Bitcoin bounced above $110,000 after a softer-than-expected U.S. CPI print rekindled risk appetite. BTC is hovering near $110.3K–$111.6K intraday on major feeds as traders price a higher likelihood of Fed cuts into year-end. Altcoins continue to trail, with “bitcoin season” signals flashing across multiple indices.

Macro driver: CPI came in soft

The September CPI rose 0.3% m/m (vs. 0.4% expected) and 3.0% y/y (vs. 3.1% expected); core CPI printed 0.2% m/m (vs. 0.3% expected) and 3.0% y/y. The release—issued despite data disruptions—tilted markets toward easier policy into the final two FOMC meetings of 2025 and pushed BTC higher on the headline.
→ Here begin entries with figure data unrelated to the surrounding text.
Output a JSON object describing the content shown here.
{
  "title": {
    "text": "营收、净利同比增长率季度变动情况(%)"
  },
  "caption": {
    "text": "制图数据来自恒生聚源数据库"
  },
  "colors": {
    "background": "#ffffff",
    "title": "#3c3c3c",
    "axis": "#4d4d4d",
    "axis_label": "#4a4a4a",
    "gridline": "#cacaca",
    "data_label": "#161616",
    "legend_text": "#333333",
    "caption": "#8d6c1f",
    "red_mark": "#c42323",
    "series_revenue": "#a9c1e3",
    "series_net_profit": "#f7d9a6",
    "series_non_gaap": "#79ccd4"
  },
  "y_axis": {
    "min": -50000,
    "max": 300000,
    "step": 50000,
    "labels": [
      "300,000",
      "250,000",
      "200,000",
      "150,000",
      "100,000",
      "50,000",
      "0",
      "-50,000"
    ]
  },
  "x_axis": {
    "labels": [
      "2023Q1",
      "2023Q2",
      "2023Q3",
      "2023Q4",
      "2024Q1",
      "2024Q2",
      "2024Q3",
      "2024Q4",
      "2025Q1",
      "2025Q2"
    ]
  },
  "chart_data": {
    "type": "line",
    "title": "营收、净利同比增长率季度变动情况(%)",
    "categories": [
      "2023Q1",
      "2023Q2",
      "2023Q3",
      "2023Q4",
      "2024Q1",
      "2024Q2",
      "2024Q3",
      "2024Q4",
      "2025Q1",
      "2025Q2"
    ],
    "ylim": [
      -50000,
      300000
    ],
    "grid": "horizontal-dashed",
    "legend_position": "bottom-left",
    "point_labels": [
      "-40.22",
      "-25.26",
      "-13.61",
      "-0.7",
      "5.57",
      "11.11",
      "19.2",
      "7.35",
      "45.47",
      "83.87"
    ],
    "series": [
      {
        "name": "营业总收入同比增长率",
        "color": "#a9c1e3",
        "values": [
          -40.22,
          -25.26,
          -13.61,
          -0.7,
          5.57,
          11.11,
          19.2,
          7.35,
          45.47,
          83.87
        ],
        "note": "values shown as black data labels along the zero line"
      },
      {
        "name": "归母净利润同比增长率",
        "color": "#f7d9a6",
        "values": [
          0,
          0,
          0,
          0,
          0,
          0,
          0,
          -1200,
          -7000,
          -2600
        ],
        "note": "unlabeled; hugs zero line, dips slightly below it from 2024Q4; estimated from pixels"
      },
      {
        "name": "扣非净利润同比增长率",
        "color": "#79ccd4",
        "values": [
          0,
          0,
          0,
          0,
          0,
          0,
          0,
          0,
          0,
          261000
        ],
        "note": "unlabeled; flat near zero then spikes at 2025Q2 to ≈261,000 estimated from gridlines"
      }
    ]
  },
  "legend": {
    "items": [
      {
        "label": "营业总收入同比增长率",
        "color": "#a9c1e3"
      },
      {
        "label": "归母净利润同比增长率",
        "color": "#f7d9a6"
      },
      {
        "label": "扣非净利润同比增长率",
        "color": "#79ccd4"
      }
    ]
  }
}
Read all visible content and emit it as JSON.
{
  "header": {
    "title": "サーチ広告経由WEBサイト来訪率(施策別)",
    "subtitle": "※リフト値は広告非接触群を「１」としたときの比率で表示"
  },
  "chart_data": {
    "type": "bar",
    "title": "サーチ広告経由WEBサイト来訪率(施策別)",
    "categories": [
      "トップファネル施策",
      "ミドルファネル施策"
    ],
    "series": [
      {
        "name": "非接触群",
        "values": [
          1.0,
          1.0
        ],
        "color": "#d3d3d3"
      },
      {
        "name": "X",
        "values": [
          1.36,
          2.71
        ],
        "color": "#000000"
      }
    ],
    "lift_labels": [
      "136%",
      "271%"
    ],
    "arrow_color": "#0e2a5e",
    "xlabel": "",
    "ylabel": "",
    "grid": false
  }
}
Price action: BTC steady, ETH firmer, alts lag

BTC reclaimed $110K and added to earlier gains; ETH tracked toward $3.9K–$4.0K but failed to lead. CoinDesk’s real-time board showed majors green, yet breadth stayed narrow and altcoins underperformed. Bitcoin dominance has crept up as the altcoin season index fell to low-20s/100, underscoring rotation back to BTC quality.

Positioning & volatility

Thirty-day BTC implied volatility eased from ~52% to ~45%, reversing last week’s spike. Dealer gamma is positive in the $112K–$120K band, implying damped swings there, while puts still price richer than calls—a tell that investors are buying protection even as spot grinds higher. Funding is mixed to slightly negative in select alts, consistent with a defensive tilt.

Flows and context

After hefty ETF outflows last week and a summer of record inflows, flows remain choppy but directionally important for spot. The broader 2025 up-leg was propelled by ETF demand and macro/liquidity tailwinds, while the latest CPI surprise adds incremental support without resolving positioning caution.

What to watch next

  • Fed path: A dovish follow-through (guidance or cuts) would validate the CPI move; a hawkish pushback could cap BTC near $112K–$120K gamma zone.
  • Skew & IV: A sustained narrowing of put-call skew plus softening IV would signal risk appetite broadening beyond BTC.
  • Alt breadth: The altcoin season index <25/100 and rising dominance argue patience on high-beta alts until liquidity improves.
  • Levels: Support $108K–$110K; resistance $115K–$120K (dealer gamma corridor).

Conclusion

A softer CPI reset the macro backdrop just enough for BTC to reclaim $110K, but the quality-over-beta regime persists: implied vol cooled, skew stays protective, and alts lag. For a durable risk-on phase, look for improving breadth (altcoin index rising), a funding flip positive, and ETF inflows resuming alongside dovish confirmation from the Fed. Until then, bias remains constructive for BTC, selective elsewhere.

Disclaimer

This article is for informational purposes only and does not constitute investment, trading, or legal advice. Digital assets are volatile and can result in total loss. Do your own research.